初めての感覚に俺が言葉を失っているとダンフォールの方から声をかけてきた。
(少年よ。目の前の男に殺さない程度のダメージを与えればよいのじゃな)
(うん。そうだよ……本当は殺したいくらい憎いんだ。でも捕まってしまうから……)
俺がまた黙り込んでいるとダンフォールが会話を続けてきた。
(分かった。あと一つ聞きたいのじゃが)
(何ですか? ダンフォールさん)
(目の前の男。もしや『王』か?)
(はい。よく分かりましたね)
(あの装備は『王』にしか扱えんからな)
(ダンフォールさんって、博識なんですね)
(博識というよりも、儂は一度戦った事があるのじゃよ。あの装備を身につけた人物とな)
(……あなたは一体、何者なんですか?)
(ははは。また後で話すさ。今はコマンドを選択する時間が無いからな)
そう言うとダンフォール。いや、俺の体は『戦う』のコマンドを選択した。
そしてそのまま鮫島に向かって語りかけたんだ。
話し方はすっかりダンフォールの口調になっていたよ。鮫島が驚くほどにね。
「お主。名を何という?」
「はぁ? 死ぬのが怖すぎて頭おかしくなったのか。俺は鮫島だよ!」
「鮫島か。では鮫島殿。お主はその力で何がしたいのじゃ」
「おい! 蓮どうしたんだよ。喋り方おかしくなってねぇか?」
俺の異変に気付いた鮫島が突っかかってくると、ダンフォールは軽く笑って話を強引に戻した。

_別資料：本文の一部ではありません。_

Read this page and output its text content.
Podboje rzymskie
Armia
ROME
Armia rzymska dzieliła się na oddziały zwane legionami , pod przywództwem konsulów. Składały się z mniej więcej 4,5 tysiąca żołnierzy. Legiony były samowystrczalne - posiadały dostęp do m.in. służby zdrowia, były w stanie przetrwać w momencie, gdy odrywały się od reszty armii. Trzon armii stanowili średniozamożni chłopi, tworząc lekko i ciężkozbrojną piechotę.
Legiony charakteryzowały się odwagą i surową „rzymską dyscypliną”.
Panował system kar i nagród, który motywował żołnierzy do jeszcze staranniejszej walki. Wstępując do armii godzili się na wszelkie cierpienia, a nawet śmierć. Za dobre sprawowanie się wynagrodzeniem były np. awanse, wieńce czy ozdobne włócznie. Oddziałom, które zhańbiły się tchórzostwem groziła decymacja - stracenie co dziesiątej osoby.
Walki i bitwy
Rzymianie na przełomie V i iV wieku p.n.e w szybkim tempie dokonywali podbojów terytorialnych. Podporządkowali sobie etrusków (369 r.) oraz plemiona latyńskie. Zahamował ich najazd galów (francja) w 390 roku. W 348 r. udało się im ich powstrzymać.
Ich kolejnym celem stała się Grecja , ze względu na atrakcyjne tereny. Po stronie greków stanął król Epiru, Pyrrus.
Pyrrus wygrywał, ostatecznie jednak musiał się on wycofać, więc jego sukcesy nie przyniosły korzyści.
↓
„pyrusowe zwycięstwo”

「ははは。この喋り方がおかしいか。そんな事どうでも良いじゃろ。早く質問に答えぬか」
「あ!? 王の力を使って何がしたいか? そんなの決まってるじゃねぇか。全てを俺のモノにするんだ!」
「全てを自分のモノにする? 浅はかな考えの持ち主じゃの」
「うっせえな! 奴隷のくせによ。お前は弱いから妬んでるだけだろぉ」
鮫島がダンフォールを弱い、と侮辱するとダンフォールは一旦言葉を止めてドスの効いた声で鮫島を睨みつけた。
「儂が弱いじゃと?」
「お、おいどうしたんだよ」
「……」
ダンフォールは自分が弱いと馬鹿にされて怒っているのだろうか。
俺が頭の中に語りかけても反応が無いほどだ。
(ダンフォールさんどうしたんですか?)
(……)
(ダンフォールさん!)
(……)
どうしたんだ?俺の呼びかけを一切無視するなんて。これまで一度も無かったのに。
相当怒っているのか?
俺がそう思った瞬間だった。スキルの発動を知らせる画面が出てきたのは。
そしてそれはある事を示していた。
【ALL CHANGE……】
【発動いたします】
【HPの値を、物理・魔法攻撃に……それぞれ100万ずつ移動させます】
そう。攻撃値をスキルで高めていたんだ。
これで分かったよ。ダンフォールが鮫島を殺す気だって。